Gogol Suite
(Gogol-Suite) (1980)1(=picc).1(=corA).2(I=Ebcl,II=bcl).1(=db bn)-2.1.2.1-perc(5):timp/flex/ratchet/tpl.bl/SD/BD/cyms/susp.cym/tam-t/t.bells/swanee whistle/glsp/xyl-elec.gtr-bgtr-cel-prep.pft-hpd-org-str
Abbreviations (PDF)
Sikorski
The complicated story behind the incidental music to the play The Revision List
of Nikolai Gogol began in 1976, when Yuri Liubimov, director and producer of the Moscow Taganka Theatre, commissioned Schnittke to write incidental music for an unusual Gogol spectacle.
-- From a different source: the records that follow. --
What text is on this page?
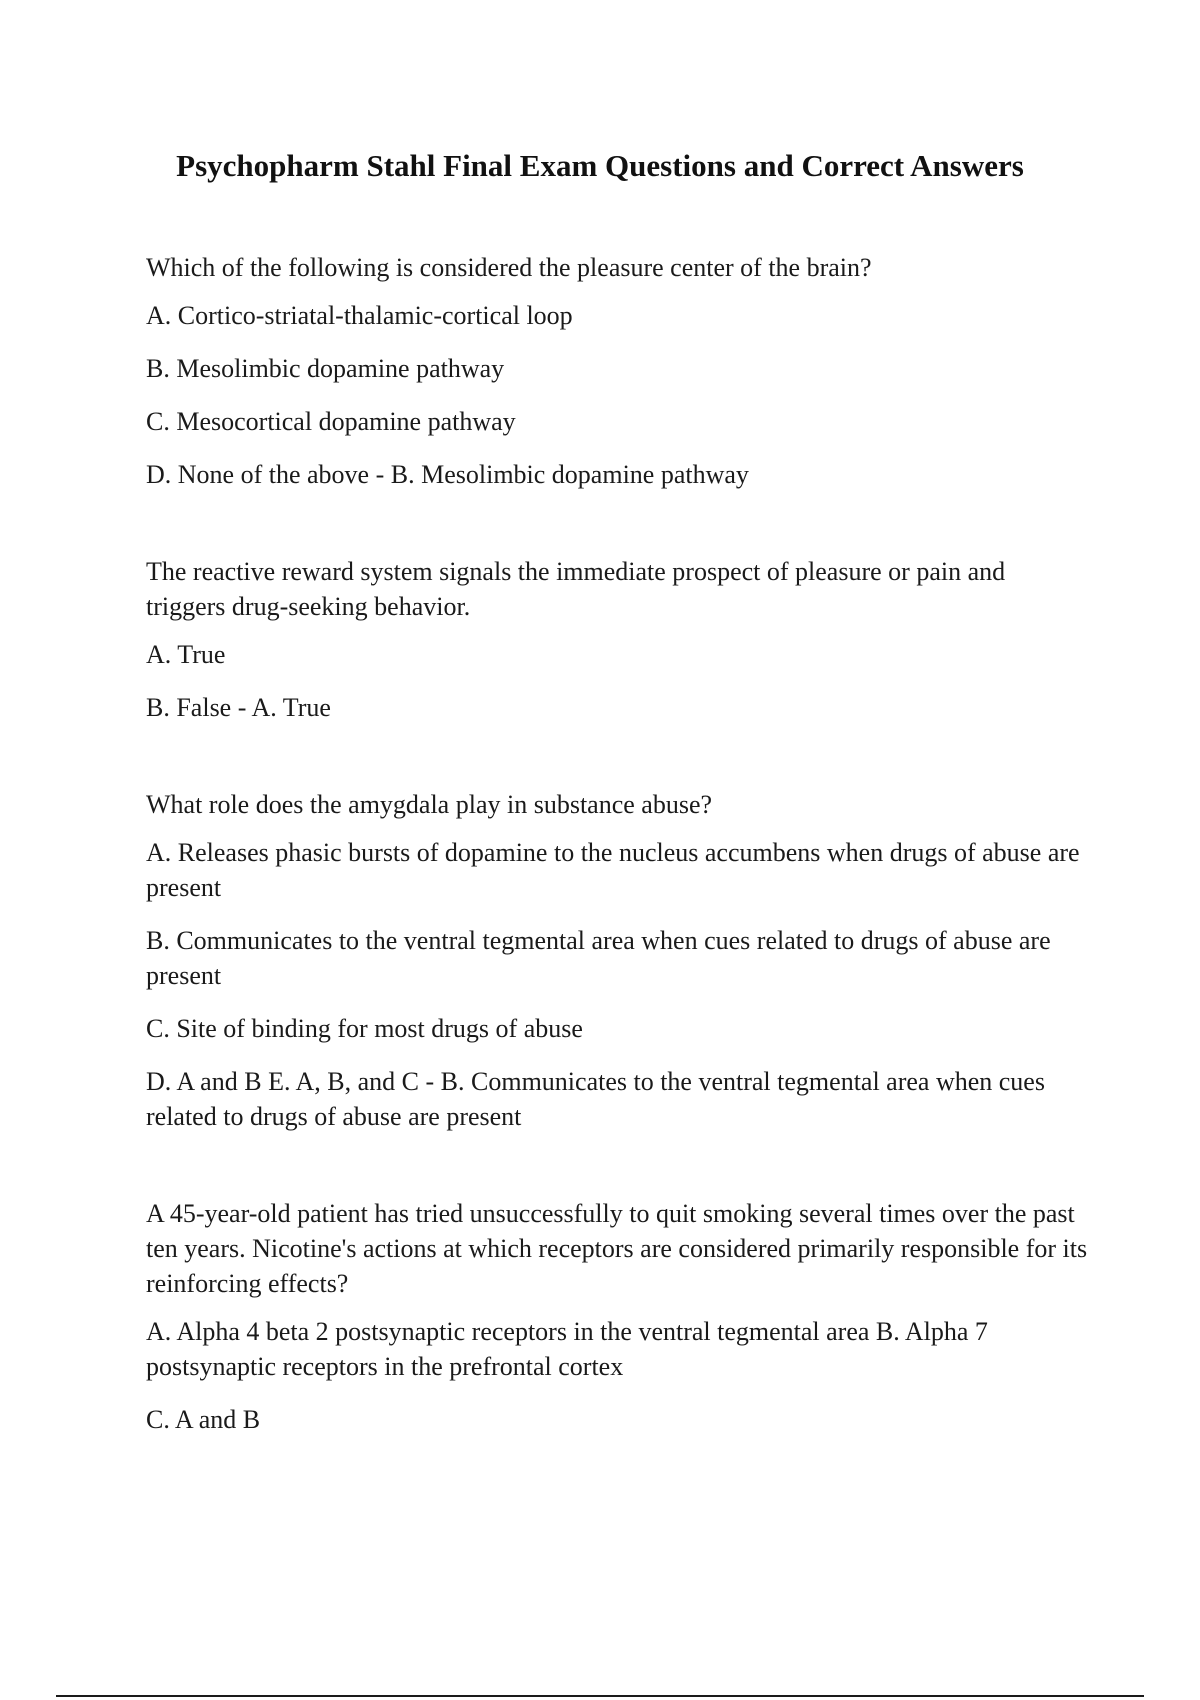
Psychopharm Stahl Final Exam Questions and Correct Answers

Which of the following is considered the pleasure center of the brain?

A. Cortico-striatal-thalamic-cortical loop

B. Mesolimbic dopamine pathway

C. Mesocortical dopamine pathway

D. None of the above - B. Mesolimbic dopamine pathway

The reactive reward system signals the immediate prospect of pleasure or pain and triggers drug-seeking behavior.

A. True

B. False - A. True

What role does the amygdala play in substance abuse?

A. Releases phasic bursts of dopamine to the nucleus accumbens when drugs of abuse are present

B. Communicates to the ventral tegmental area when cues related to drugs of abuse are present

C. Site of binding for most drugs of abuse

D. A and B E. A, B, and C - B. Communicates to the ventral tegmental area when cues related to drugs of abuse are present

A 45-year-old patient has tried unsuccessfully to quit smoking several times over the past ten years. Nicotine's actions at which receptors are considered primarily responsible for its reinforcing effects?

A. Alpha 4 beta 2 postsynaptic receptors in the ventral tegmental area B. Alpha 7 postsynaptic receptors in the prefrontal cortex

C. A and B
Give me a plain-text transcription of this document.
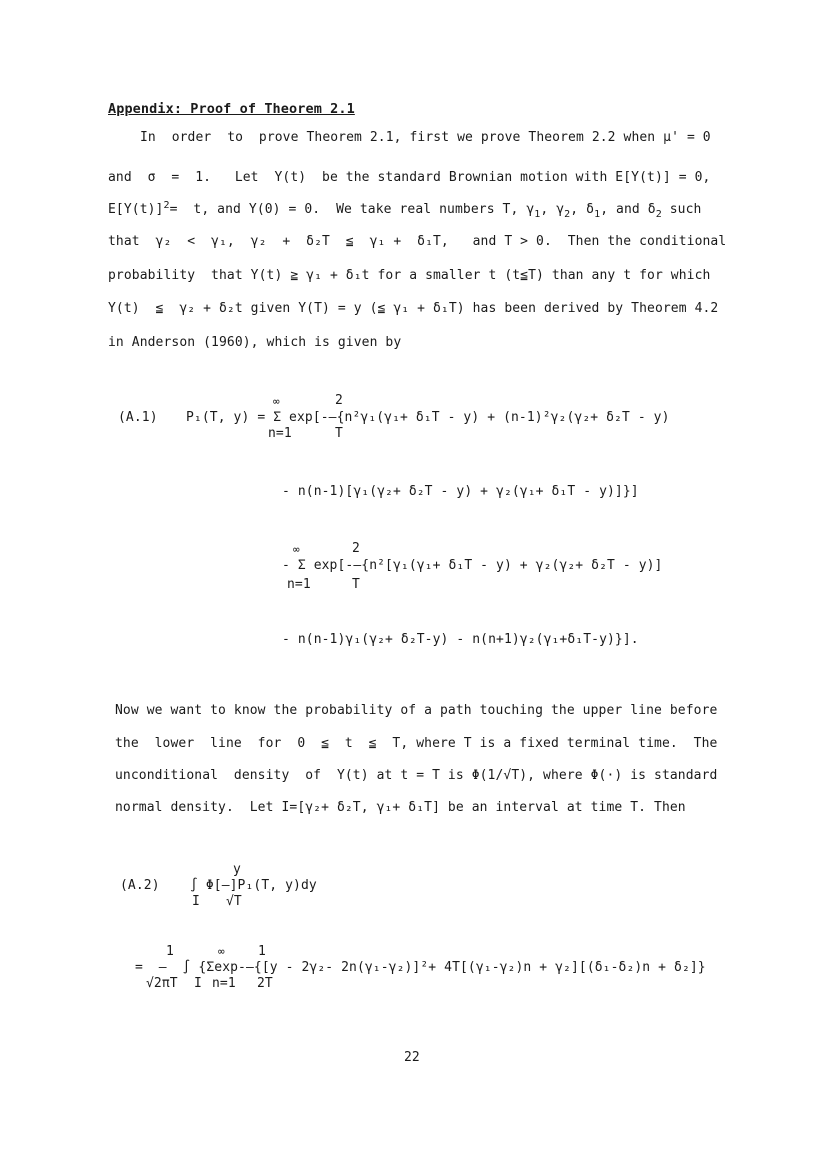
Appendix: Proof of Theorem 2.1
In  order  to  prove Theorem 2.1, first we prove Theorem 2.2 when μ' = 0
and  σ  =  1.   Let  Y(t)  be the standard Brownian motion with E[Y(t)] = 0,
$E[Y(t)]^2= t$, and Y(0) = 0.  We take real numbers T, $\gamma_1$, $\gamma_2$, $\delta_1$, and $\delta_2$ such
that  γ₂  <  γ₁,  γ₂  +  δ₂T  ≦  γ₁ +  δ₁T,   and T > 0.  Then the conditional
probability  that Y(t) ≧ γ₁ + δ₁t for a smaller t (t≦T) than any t for which
Y(t)  ≦  γ₂ + δ₂t given Y(T) = y (≦ γ₁ + δ₁T) has been derived by Theorem 4.2
in Anderson (1960), which is given by
(A.1)
∞	2
P₁(T, y) = Σ exp[-—{n²γ₁(γ₁+ δ₁T - y) + (n-1)²γ₂(γ₂+ δ₂T - y)
n=1	T
- n(n-1)[γ₁(γ₂+ δ₂T - y) + γ₂(γ₁+ δ₁T - y)]}]
∞	2
- Σ exp[-—{n²[γ₁(γ₁+ δ₁T - y) + γ₂(γ₂+ δ₂T - y)]
n=1	T
- n(n-1)γ₁(γ₂+ δ₂T-y) - n(n+1)γ₂(γ₁+δ₁T-y)}].
Now we want to know the probability of a path touching the upper line before
the  lower  line  for  0  ≦  t  ≦  T, where T is a fixed terminal time.  The
unconditional  density  of  Y(t) at t = T is Φ(1/√T), where Φ(·) is standard
normal density.  Let I=[γ₂+ δ₂T, γ₁+ δ₁T] be an interval at time T. Then
y
(A.2) ∫ Φ[—]P₁(T, y)dy
I √T
1	∞	1
=  —  ∫ {Σexp-—{[y - 2γ₂- 2n(γ₁-γ₂)]²+ 4T[(γ₁-γ₂)n + γ₂][(δ₁-δ₂)n + δ₂]}
√2πT I n=1 2T
22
Schnittke had by then earned a high artistic reputation, especially as a composer of film and stage music (music to over 40 films and to plays by Shaw, Schiller, Pushkin and Brecht). At that time, Liubimov was apparently chaotic in his mixing of numerous Gogol subjects (The Nose,
The Reviser,
The Dead Souls,
The Coat,
The Portrait,
etc.) into a grandiose theatre piece, although his subtle feeling for the passing of time and the simultaneous intertwining of plots led to an ingenious dramaturgy. This way of working corresponds to Schnittke's formal principles; he uses his own as well as foreign material, genuine and fake quotations, newly composed material and parts from older pieces in his music. A change in leadership at the Taganka Theatre led to Gennady Roshdestvensky's conducting the incidental music to the play The History of the Reviser.
Roshdestvensky had already been active in performing premieres of numerous Schnittke orchestral works since 1963. He later had the idea of compiling essential portions of the incidental music into a Gogol Suite.